Ma il lusso sfrenato e gli eccessi non erano i soli vantaggi di spostarsi per i cieli d’America su un bestione con quattro enormi motori; i piloti non si facevano troppi problemi a far accomodare in cabina di pilotaggio le star del momento. Si racconta che John Bonzo Bonham, il leggendario batterista del gruppo e appassionato di aviazione, abbia pilotato personalmente per quasi tutto un volo tra New York e Los Angeles. I tanti pregi non erano solo quelli così appariscenti, ma anche più pratici.

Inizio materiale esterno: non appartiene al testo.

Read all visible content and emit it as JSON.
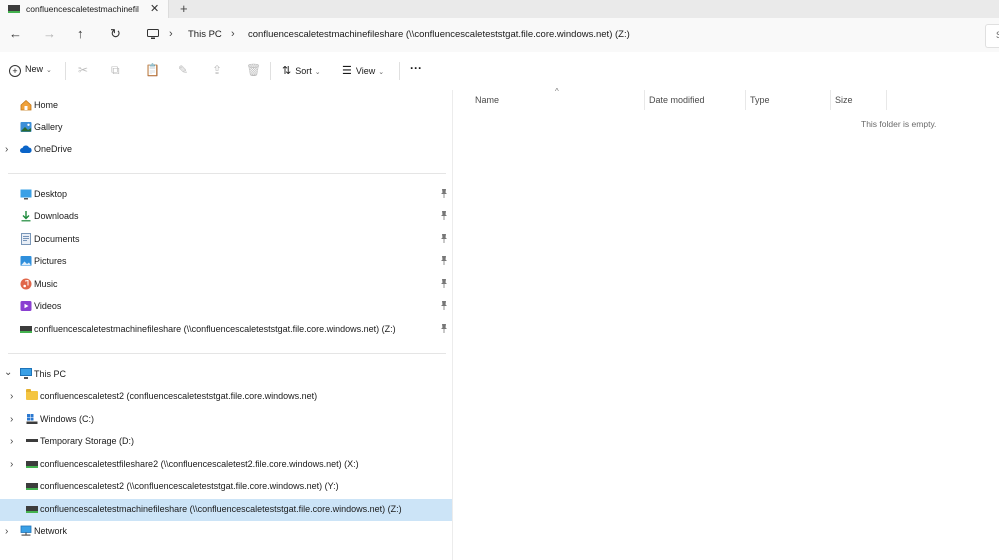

La band si poteva spostare per le enormi distanze americane senza dover ogni volta cambiare hotel, sempre senza rinunciare a ogni sorta di confort.
Lo Starship però non fu solo al servizio dei Led Zeppelin, che pure ne rimasero i fruitori più assidui e celebri; anzi, il primo in assoluto a noleggiarlo fu Alice Cooper che – in modo forse anche un po’ discutibile – si faceva un vanto di consumare quantità industriali di carburante mentre il resto del mondo doveva razionarlo, con le famose domeniche a piedi qui in Italia, per esempio.
I Deep Purple, sempre all’inseguimento dei rivali Zeppelin anche giù dai palchi, se ne servirono per il tour del 1974; l’Allman Brothers Band trovò un’accoglienza a modo suo trionfale a bordo, con la scritta Welcome Allman Brothers composta con una robusta strisciata di cocaina. Altri ancora furono Bob Dylan e la Band, Frank Sinatra e Peter Frampton che, nel 1976, fu l’ultimo a noleggiare il velivolo.
Elton John, altro assiduo fruitore, disgustato dai piatti di alta cucina che gli venivano proposti, fece fare scorta di secchielli di pollo fritto alle hostess durante uno scalo, il celebre Kentucky Fried Chicken.
Ma i tempi d’oro del rock, buoni per certi eccessi, si avviavano al tramonto; e così, lo Starship, provato dai lunghi su e giù per gli sterminati cieli d’America. I motori iniziavano a dare segni preoccupanti e la crisi petrolifera alla lunga ebbe i suoi effetti. Dopo gli ultimi anni all’insegna di vari passaggi di proprietà, lo Starship finì ingloriosamente accantonato all’aeroporto di Luton, fuori Londra, nel 1979, per poi essere smantellato nel 1982.
Era la fine non solo dell’aereo ma di un’epoca irripetibile per la musica rock; non a caso di lì a poco e salvo rare eccezioni, anche per le grandi band degli anni ’70 fu il momento di deporre le armi.